Closed source. Access to the source code means we can choose which parts of the library we want to include, and how to bundle that source code with the rest of the application. A closed source binary distribution is harder for us to integrate.

Compile with warnings. We have "Warnings Treat as Errors" enabled, and libraries with compilation warnings are a good indication of the (declining) overall quality of the library.

Poor documentation. We would like to have high-quality inline documentation, external "how to use" documentation, and meaningful changelogs.

Binary size. How big is the library? Some libraries provide a lot of functionality, and we only need a small part of it. Especially without source code access, this is often an all-or-nothing situation.

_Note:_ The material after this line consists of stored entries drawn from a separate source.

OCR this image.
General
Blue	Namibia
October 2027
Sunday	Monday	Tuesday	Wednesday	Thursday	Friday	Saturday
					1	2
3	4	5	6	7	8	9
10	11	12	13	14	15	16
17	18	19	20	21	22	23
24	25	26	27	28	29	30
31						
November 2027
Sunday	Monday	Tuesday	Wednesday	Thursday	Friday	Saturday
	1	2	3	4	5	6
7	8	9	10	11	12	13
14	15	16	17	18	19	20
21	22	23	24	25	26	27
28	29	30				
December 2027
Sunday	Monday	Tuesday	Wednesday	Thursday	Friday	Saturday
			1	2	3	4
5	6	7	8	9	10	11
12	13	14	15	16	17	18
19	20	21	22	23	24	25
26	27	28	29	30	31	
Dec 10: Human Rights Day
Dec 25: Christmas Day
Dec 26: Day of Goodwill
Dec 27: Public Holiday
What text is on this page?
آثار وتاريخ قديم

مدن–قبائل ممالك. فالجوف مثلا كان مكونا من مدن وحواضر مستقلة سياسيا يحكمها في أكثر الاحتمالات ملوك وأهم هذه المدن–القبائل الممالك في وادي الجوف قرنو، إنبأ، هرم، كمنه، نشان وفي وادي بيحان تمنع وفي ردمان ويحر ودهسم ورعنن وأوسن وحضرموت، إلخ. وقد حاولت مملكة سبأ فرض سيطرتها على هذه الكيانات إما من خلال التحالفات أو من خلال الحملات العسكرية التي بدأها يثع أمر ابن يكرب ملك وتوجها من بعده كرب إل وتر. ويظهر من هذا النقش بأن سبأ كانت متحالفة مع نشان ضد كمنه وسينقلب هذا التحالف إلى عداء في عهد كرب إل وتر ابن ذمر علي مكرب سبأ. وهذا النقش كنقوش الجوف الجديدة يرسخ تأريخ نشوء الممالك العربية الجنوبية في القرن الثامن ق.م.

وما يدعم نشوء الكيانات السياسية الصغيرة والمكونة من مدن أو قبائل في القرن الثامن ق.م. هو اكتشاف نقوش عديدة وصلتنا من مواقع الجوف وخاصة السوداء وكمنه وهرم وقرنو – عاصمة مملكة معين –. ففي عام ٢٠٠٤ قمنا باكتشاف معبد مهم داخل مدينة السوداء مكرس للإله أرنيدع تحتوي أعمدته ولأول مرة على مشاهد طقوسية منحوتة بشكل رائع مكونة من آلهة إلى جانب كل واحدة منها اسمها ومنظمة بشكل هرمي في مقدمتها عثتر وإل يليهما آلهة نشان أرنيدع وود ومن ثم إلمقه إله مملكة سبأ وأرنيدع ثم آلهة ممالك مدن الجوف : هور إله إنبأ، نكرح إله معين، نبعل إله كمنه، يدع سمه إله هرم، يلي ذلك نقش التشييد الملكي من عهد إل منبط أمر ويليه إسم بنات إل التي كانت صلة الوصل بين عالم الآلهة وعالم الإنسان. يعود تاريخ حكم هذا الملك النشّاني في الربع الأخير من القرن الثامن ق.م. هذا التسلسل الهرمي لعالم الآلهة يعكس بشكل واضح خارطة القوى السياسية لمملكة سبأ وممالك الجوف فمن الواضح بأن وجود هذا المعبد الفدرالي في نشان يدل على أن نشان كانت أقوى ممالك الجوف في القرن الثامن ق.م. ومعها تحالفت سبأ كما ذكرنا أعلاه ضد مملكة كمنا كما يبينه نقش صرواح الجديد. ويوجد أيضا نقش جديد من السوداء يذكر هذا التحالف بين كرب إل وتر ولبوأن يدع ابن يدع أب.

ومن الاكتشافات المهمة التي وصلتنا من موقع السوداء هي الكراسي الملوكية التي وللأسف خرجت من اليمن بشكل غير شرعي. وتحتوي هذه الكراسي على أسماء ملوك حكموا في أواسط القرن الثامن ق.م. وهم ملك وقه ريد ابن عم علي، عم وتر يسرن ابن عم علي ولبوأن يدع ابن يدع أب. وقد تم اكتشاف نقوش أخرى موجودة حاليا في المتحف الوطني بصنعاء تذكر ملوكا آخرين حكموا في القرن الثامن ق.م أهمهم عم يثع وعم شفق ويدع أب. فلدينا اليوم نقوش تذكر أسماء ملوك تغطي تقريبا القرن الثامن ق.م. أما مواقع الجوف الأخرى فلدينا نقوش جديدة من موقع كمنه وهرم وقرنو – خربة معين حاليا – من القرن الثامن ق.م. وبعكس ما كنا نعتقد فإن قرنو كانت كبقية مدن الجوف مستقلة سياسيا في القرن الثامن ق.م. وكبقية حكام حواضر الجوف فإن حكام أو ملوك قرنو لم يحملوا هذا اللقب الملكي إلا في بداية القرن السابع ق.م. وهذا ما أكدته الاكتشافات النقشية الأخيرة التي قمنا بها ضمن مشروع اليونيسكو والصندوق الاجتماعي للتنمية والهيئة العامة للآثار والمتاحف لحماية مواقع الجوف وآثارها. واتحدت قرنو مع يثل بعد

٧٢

External network traffic. Libraries that communicate with upstream servers/endpoints that we don't control could bring down the entire application if the server is down, bad data is sent back, etc. This is also the same privacy issue I mentioned above.

Technical support. When things don't work properly, we need to be able to report/escalate the problem and have it fixed in a reasonable time. Open source projects are usually maintained by volunteers and it's hard to have a timeline, but at least we can make changes ourselves. This is impossible in closed source projects.

Cannot be disabled. While most libraries specifically ask us to initialize it, some are more "active" when instantiated and can do work on their own without us calling it. This means that when a library causes problems, we cannot turn it off via a function variable or other mechanism.

We assign points to all of these (and a few other) criteria and ask engineers to tally up those points for the libraries they want to integrate. While low scores aren't hard to reject by default, we usually ask for more justification to move forward.

at last

While this process may seem very rigorous and in many cases the potential risks are hypothetical, we have real-world examples of each scenario I describe in this blog post. Documenting the assessment and making it public also helps communicate the relative risks to people who are not familiar with how mobile platforms work and demonstrates that we did not assess the risks arbitrarily.

Furthermore, I don’t want to claim that every third-party library is inherently bad. In fact, we use a lot at Lyft: RxSwift and RxJava, Bugsnag’s SDK, Google Maps, Tensorflow, and a few smaller ones for very specific use cases. But all of these have either been fully vetted or we’ve decided the risks are worth the benefits, with a clear understanding of what those risks and benefits really mean.

Finally, as a pro developer tip: always create your own abstractions on top of a library's API, and don't call their API directly. This makes it easier to replace (or remove) the underlying library in the future, again mitigating some of the risks associated with long-term development.